Si bien el abuso sexual a menores no es exclusividad de determinadas familias, grupos ni clases sociales. Existe una amplia gama de personalidades abusivas y hay que señalar que para su consumación se necesita proximidad y cierta aceptación por parte de la víctima para lograr los objetivos. Los abusadores juegan con la fragilidad y asimetría psicológica, física, cronológica de niños y adolescentes para seducir, influenciar, convencer o amedrentar a su indefensa víctima. De allí que esto se logra en contextos en los que se puede lograr esta proximidad. Al respecto, un contexto terapéutico en manos de un pedófilo es garantía de captación rápida, facilitada por la indefensión probable con la que llegan los niños/as, púberes y adolescentes que ven en la figura terapéutica un frente de confiabilidad y credibilidad que conjuga contención con un saber, llegando a establecer un vínculo de confianza tal, que utilizado con fines perversos, será una trampa mortal para ellos.

Más allá de la conmoción, el horror y la indignación por lo generado por una persona que se supone debería ser garante de la salud mental de quienes a él acudían por ayuda, lo ocurrido nos lleva a enfatizar más que nunca el concepto de ética y respeto por las normas deontológicas que deben ser rigurosamente tenidas en cuenta a la hora del ejercicio de una profesión de la salud mental. Acceder al título de grado exige haber cumplimentado con las exigencias teóricas a través de un programa de estudio pautado y su aprobación. Nada se dice de las garantías y exigencias respecto a la sanidad mental previa al ejercicio de la praxis psicológica. En muchas actividades, el alta psicológica o la certificación de ausencia de patologías es indispensable para el ejercicio de determinadas actividades y/u oficios en los que está involucrada la seguridad de la población, pero en el otorgamiento de título habilitante para ejercer la profesión de psicólogo/a, nada se exige al respecto, ni siquiera la condición de haber realizado terapia previa y un aval acreditado que garantice la ausencia de patologías previas. ¿Será por ello que la Colegiatura de Psicólogos de la ciudad de Córdoba nada salió a decir a la opinión pública, después de que un miembro activo de su comunidad abusó y corrompió impunemente de un adolescente? ¿Será que el silencio es la mejor prueba de la complicidad de lo que no se hace o la ausencia de autocrítica cuando hay que poner palabras para explicar lo inexplicable?

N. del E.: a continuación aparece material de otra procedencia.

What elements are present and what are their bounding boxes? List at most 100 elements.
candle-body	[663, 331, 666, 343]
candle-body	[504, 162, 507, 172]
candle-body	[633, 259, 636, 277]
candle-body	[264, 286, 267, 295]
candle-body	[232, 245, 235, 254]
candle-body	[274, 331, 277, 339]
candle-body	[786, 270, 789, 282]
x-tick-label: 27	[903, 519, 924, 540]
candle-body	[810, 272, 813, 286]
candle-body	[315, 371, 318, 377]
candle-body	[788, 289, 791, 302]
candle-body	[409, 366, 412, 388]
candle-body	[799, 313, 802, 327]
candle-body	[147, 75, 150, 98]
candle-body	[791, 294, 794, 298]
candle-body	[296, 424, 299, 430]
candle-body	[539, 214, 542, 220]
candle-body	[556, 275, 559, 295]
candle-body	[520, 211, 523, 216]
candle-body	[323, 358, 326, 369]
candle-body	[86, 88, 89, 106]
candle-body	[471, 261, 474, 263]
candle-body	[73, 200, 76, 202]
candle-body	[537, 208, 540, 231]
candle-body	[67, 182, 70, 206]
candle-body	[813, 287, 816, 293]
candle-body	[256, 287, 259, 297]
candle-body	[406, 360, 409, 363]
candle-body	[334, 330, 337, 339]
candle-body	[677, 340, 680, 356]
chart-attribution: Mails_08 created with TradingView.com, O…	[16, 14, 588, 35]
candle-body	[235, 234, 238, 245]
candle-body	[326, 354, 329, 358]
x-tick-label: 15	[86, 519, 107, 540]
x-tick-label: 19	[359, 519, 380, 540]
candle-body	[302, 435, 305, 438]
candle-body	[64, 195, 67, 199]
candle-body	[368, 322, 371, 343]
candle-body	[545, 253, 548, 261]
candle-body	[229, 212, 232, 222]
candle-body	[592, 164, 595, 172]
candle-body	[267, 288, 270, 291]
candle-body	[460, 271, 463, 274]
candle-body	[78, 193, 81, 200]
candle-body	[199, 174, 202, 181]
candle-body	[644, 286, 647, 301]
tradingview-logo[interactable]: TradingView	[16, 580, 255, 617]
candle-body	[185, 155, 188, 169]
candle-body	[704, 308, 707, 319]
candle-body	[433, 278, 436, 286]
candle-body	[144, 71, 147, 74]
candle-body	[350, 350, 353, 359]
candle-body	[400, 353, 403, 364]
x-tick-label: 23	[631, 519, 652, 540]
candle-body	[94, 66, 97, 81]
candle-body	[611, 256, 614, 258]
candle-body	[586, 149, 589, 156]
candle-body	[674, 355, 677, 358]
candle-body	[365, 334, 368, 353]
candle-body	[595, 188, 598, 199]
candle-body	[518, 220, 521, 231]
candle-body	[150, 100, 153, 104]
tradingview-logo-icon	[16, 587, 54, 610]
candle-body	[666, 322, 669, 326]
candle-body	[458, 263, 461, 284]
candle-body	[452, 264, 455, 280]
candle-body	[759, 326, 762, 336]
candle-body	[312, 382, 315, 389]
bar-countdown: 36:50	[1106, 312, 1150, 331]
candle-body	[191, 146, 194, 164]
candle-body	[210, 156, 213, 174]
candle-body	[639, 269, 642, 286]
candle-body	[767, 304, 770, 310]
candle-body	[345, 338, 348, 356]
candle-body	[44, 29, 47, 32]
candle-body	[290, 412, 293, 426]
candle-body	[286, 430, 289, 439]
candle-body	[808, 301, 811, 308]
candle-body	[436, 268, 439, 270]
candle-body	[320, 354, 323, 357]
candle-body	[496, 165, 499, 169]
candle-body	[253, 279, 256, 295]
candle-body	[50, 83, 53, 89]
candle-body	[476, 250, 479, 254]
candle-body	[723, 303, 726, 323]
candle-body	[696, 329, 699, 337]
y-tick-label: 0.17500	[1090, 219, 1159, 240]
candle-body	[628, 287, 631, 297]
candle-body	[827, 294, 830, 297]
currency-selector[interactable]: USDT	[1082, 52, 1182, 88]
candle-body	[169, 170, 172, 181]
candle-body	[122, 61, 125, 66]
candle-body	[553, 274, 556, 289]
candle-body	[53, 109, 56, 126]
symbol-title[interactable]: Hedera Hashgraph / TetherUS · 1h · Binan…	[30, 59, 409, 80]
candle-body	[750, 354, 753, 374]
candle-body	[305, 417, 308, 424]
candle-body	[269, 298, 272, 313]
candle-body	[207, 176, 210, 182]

El abuso sexual a menores es una vulneración de derechos y compromete el futuro de niños y niñas, afectando el destino de una sociedad. Es también una emergencia en salud por su magnitud y constituye una de las peores violencias hacia los menores. Los profesionales en general, y en especial los psicólogos, debemos estar preparados para abordarla y prevenirla, entendiendo que el abuso sexual es una relación desigual de poder, en detrimento de niños y adolescentes. Debemos revisar nuestras praxis y dejar de sostener intervenciones viciadas de asimetrías en las que el terapeuta, sostenido por concepciones teóricas, es el que detenta el poder en el vínculo reproduciendo -a veces sin querer, otras por desconocimiento-, lo mismo que se pretende erradicar. Debemos entender que son tiempos de cambios, de nuevos paradigmas como la violencia y el abuso sexual de etiología múltiple, que nos obliga a reflexionar, revisar contenidos, modificar ortodoxias y sobre todo ejercitar una ética humanista. Habría que dejar de ser una cofradía de omnipotencias basadas en una especie de poder sobrenatural que nos otorga el “cierto saber”, y hacernos cargo de la responsabilidad y compromiso social que nos imponen los nuevos emergentes. La omnipotencia y a veces el silencio cómplice es el escondite de la cobardía y del no-saber. Ojalá lo ocurrido nos sirva para crecer como profesionales, revisar nuestros errores y recuperar el prestigio y la credibilidad que casos como estos nos hacen perder, porque en casa de herrero, también hay cuchillo de palo.

 

(*) Licenciada en Psicología.  Ex-jefa en Salud mental del Comité de Maltrato del Hospital Infantil. Formadora docente en Violencia contra el/la menor y abuso sexual. Psicoterapeuta de víctimas.

 

Nota correspondiente a la edición n° 372 del semanario La Jornada, del 21 de junio de 2015.